The question is to prove $$P\{\sup_{t\geq 0}M_{t}>x\mid \mathcal{F}_{0}\}=\min\left\{1,\frac{M_{0}}{x}\right\},$$ where $M$ is a positive continuous martingale which converges to 0 almost surely as t tends to infinity. I'd like to use the optional sampling theorem in order to prove this. I therefore introduce the stopping time $$\tau=\inf\{t\geq 0\mid M_{t}\geq x\}$$
As $M$ is a martingale we also have that the stopped process is a martingale $$M_{0}=\mathbb{E}[M_{0}\mid\mathcal{F}_{0}]=\mathbb{E}[M_{\tau}\mid\mathcal{F}_{0}]$$ $$=\mathbb{E}[M_{\tau}\mathbb{1}_{\{\tau<\infty\}}\mid\mathcal{F}_{0}]+\mathbb{E}[M_{\tau}\mathbb{1}_{\{\tau=\infty\}}\mid\mathcal{F}_{0}]$$ $$=\mathbb{E}[M_{\tau}\mathbb{1}_{\{\tau<\infty\}}\mid\mathcal{F}_{0}]$$ $$=x\mathbb{P}(\sup_{t}M_{t}\geq x \mid\mathcal{F}_{0})=x\mathbb{P}(\sup_{t}M_{t}> x \mid\mathcal{F}_{0})+x\mathbb{P}(\sup_{t}M_{t}= x \mid\mathcal{F}_{0})$$
Here is where I get stuck.
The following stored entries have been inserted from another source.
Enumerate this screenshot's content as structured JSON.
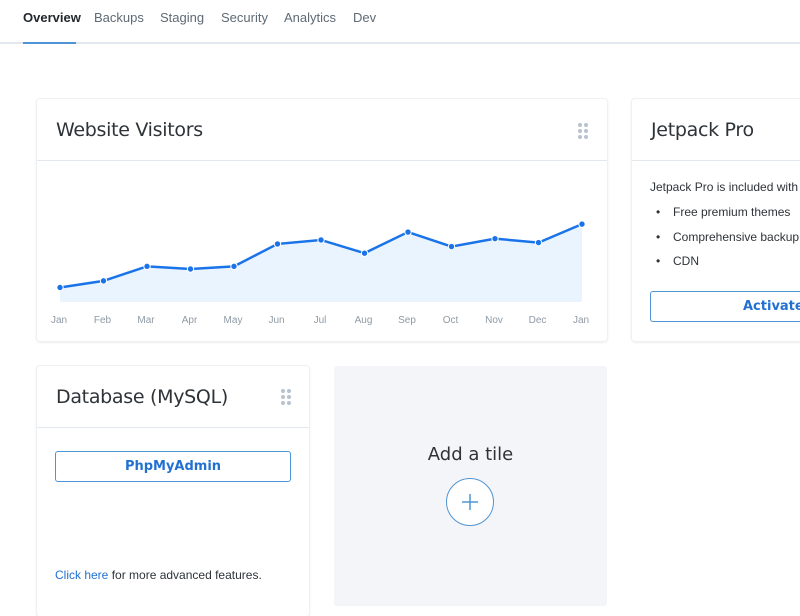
{
  "tabs": [
    {
      "label": "Overview",
      "active": true
    },
    {
      "label": "Backups",
      "active": false
    },
    {
      "label": "Staging",
      "active": false
    },
    {
      "label": "Security",
      "active": false
    },
    {
      "label": "Analytics",
      "active": false
    },
    {
      "label": "Dev",
      "active": false
    }
  ],
  "visitors_card": {
    "title": "Website Visitors",
    "drag_icon": "drag-handle-icon"
  },
  "chart_data": {
    "type": "area",
    "title": "Website Visitors",
    "categories": [
      "Jan",
      "Feb",
      "Mar",
      "Apr",
      "May",
      "Jun",
      "Jul",
      "Aug",
      "Sep",
      "Oct",
      "Nov",
      "Dec",
      "Jan"
    ],
    "series": [
      {
        "name": "Visitors",
        "values": [
          11,
          16,
          27,
          25,
          27,
          44,
          47,
          37,
          53,
          42,
          48,
          45,
          59
        ]
      }
    ],
    "xlabel": "",
    "ylabel": "",
    "ylim": [
      0,
      100
    ],
    "grid": false,
    "legend": "none",
    "colors": {
      "line": "#1a73e8",
      "fill": "#eaf4fe"
    }
  },
  "jetpack_card": {
    "title": "Jetpack Pro",
    "description": "Jetpack Pro is included with",
    "features": [
      "Free premium themes",
      "Comprehensive backup",
      "CDN"
    ],
    "activate_label": "Activate"
  },
  "database_card": {
    "title": "Database (MySQL)",
    "drag_icon": "drag-handle-icon",
    "phpmyadmin_label": "PhpMyAdmin",
    "link_text": "Click here",
    "link_suffix": " for more advanced features."
  },
  "add_tile": {
    "title": "Add a tile",
    "icon": "plus-icon"
  },
  "colors": {
    "accent": "#4f94d4",
    "link": "#2271d1",
    "tile_bg": "#f3f5f9"
  }
}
I'd like to prove that $\mathbb{P}(\sup_{t}M_{t}= x \mid\mathcal{F}_{0})$ is equal to $0$. Is there anyone that could help me prove this or correct me if i'm approaching this in the wrong manner?
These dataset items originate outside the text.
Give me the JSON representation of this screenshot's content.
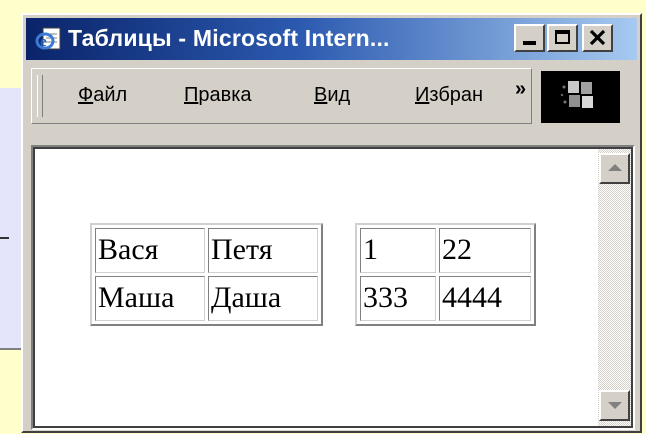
{
  "window": {
    "title": "Таблицы - Microsoft Intern..."
  },
  "menu": {
    "file": {
      "accel": "Ф",
      "rest": "айл"
    },
    "edit": {
      "accel": "П",
      "rest": "равка"
    },
    "view": {
      "accel": "В",
      "rest": "ид"
    },
    "favorites": {
      "accel": "И",
      "rest": "збран"
    },
    "more": "»"
  },
  "tables": {
    "names": [
      [
        "Вася",
        "Петя"
      ],
      [
        "Маша",
        "Даша"
      ]
    ],
    "numbers": [
      [
        "1",
        "22"
      ],
      [
        "333",
        "4444"
      ]
    ]
  },
  "icons": {
    "app": "ie-page-icon",
    "minimize": "minimize-icon",
    "maximize": "maximize-icon",
    "close": "close-icon",
    "logo": "windows-logo-icon",
    "scroll_up": "scroll-up-arrow-icon",
    "scroll_down": "scroll-down-arrow-icon"
  },
  "colors": {
    "title_start": "#0a246a",
    "title_end": "#a6caf0",
    "chrome": "#d4d0c8",
    "slide_bg": "#ffffcc",
    "slide_panel": "#e4e4fa"
  }
}
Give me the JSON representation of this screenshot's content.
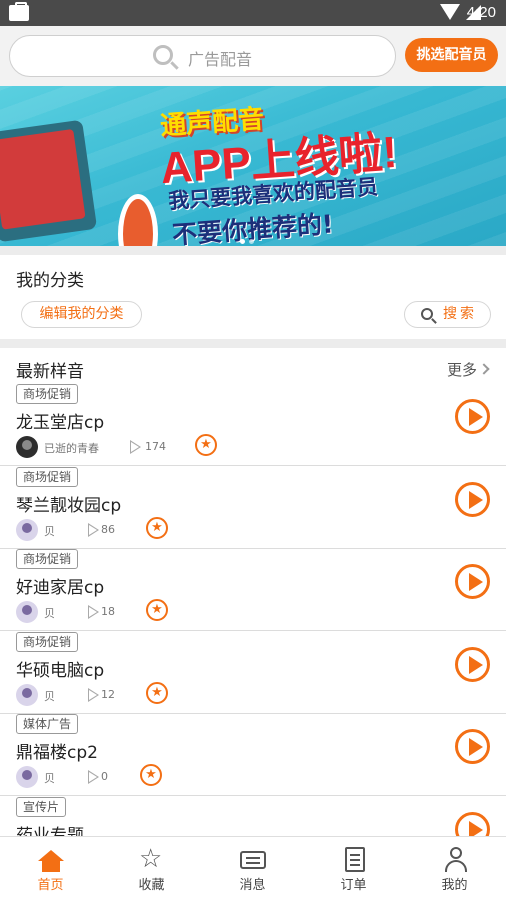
{
  "status_bar": {
    "time": "4:20"
  },
  "header": {
    "search_placeholder": "广告配音",
    "pick_button": "挑选配音员"
  },
  "banner": {
    "line1": "通声配音",
    "line2": "APP上线啦!",
    "line3": "我只要我喜欢的配音员",
    "line4": "不要你推荐的!"
  },
  "category": {
    "title": "我的分类",
    "edit_button": "编辑我的分类",
    "search_button": "搜索"
  },
  "latest": {
    "title": "最新样音",
    "more": "更多",
    "items": [
      {
        "tag": "商场促销",
        "name": "龙玉堂店cp",
        "author": "已逝的青春",
        "plays": "174"
      },
      {
        "tag": "商场促销",
        "name": "琴兰靓妆园cp",
        "author": "贝",
        "plays": "86"
      },
      {
        "tag": "商场促销",
        "name": "好迪家居cp",
        "author": "贝",
        "plays": "18"
      },
      {
        "tag": "商场促销",
        "name": "华硕电脑cp",
        "author": "贝",
        "plays": "12"
      },
      {
        "tag": "媒体广告",
        "name": "鼎福楼cp2",
        "author": "贝",
        "plays": "0"
      },
      {
        "tag": "宣传片",
        "name": "药业专题",
        "author": "",
        "plays": ""
      }
    ]
  },
  "bottom_nav": [
    {
      "label": "首页",
      "icon": "home-icon",
      "active": true
    },
    {
      "label": "收藏",
      "icon": "star-icon"
    },
    {
      "label": "消息",
      "icon": "message-icon"
    },
    {
      "label": "订单",
      "icon": "order-icon"
    },
    {
      "label": "我的",
      "icon": "user-icon"
    }
  ],
  "colors": {
    "accent": "#f36f14",
    "status_bar": "#4a4a4a",
    "banner_bg": "#38b9d3"
  }
}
If $P(S_t\geqslant x\mid\mathcal F_0)=M_0/x$ for every $x\gt M_0$, then $P(S_t\gt x\mid\mathcal F_0)=M_0/x$ for every $x\gt M_0$.
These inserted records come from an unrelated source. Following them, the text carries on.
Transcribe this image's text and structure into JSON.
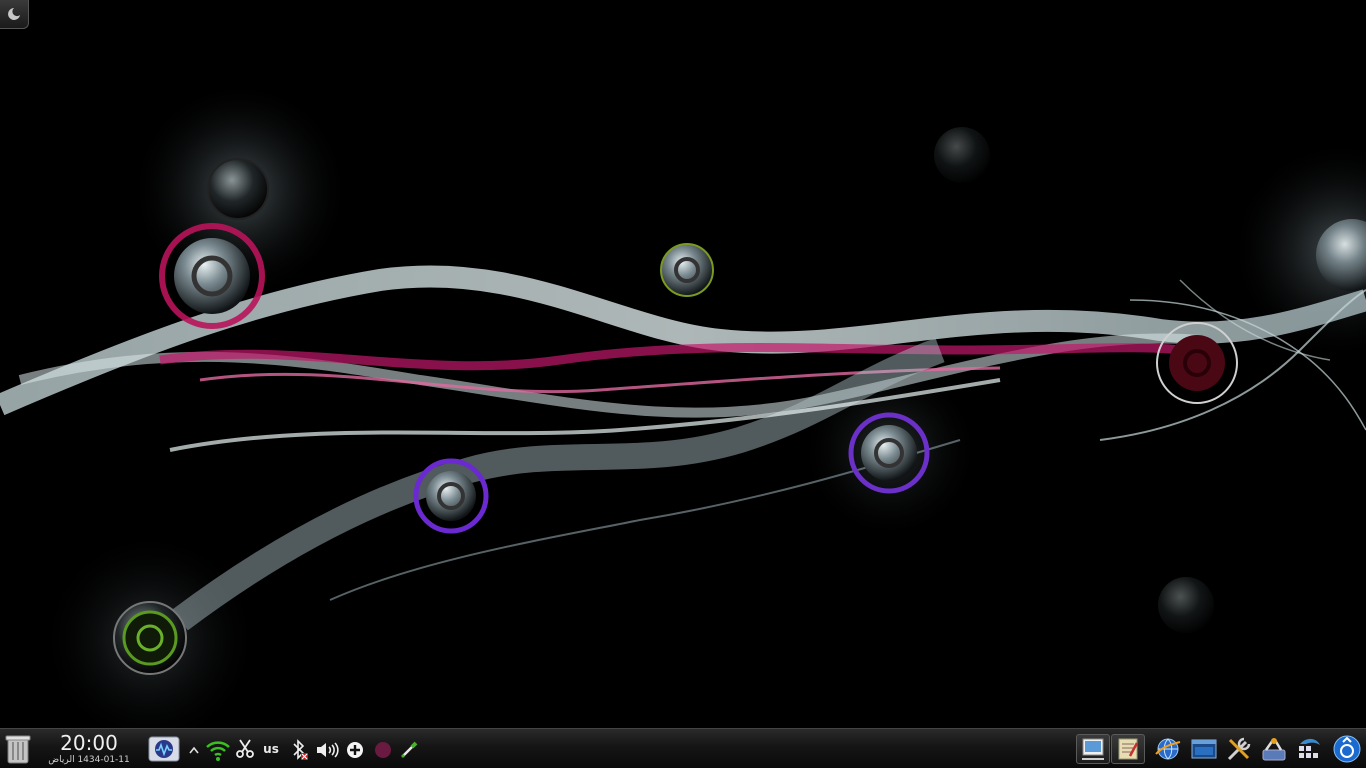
{
  "desktop": {
    "cashew_icon": "plasma-toolbox-icon"
  },
  "panel": {
    "launcher_icon": "trash-icon",
    "clock": {
      "time": "20:00",
      "date": "1434-01-11 الرياض"
    },
    "systray": {
      "app_icon": "system-monitor-icon",
      "expand_icon": "chevron-up-icon",
      "keyboard_layout": "us",
      "icons": [
        "wifi-icon",
        "scissors-icon",
        "bluetooth-disabled-icon",
        "volume-icon",
        "add-icon",
        "record-icon",
        "color-picker-icon"
      ]
    },
    "tasks": [
      "screenshot-app-icon",
      "notes-app-icon"
    ],
    "quicklaunch": [
      "globe-network-icon",
      "desktop-window-icon",
      "tools-icon",
      "network-settings-icon",
      "dolphin-file-manager-icon",
      "fingerprint-update-icon"
    ]
  }
}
To wit, let $x\gt M_0$. Then, $[S_t\geqslant y]\subseteq[S_t\gt x]\subseteq[S_t\geqslant x]$ for every $y\gt x$ hence, applying the hypothesis, one sees that $M_0/y\leqslant P(S_t\gt x\mid\mathcal F_0)\leqslant M_0/x$. Considering the limit $y\to x$, $y\gt x$, one gets the result.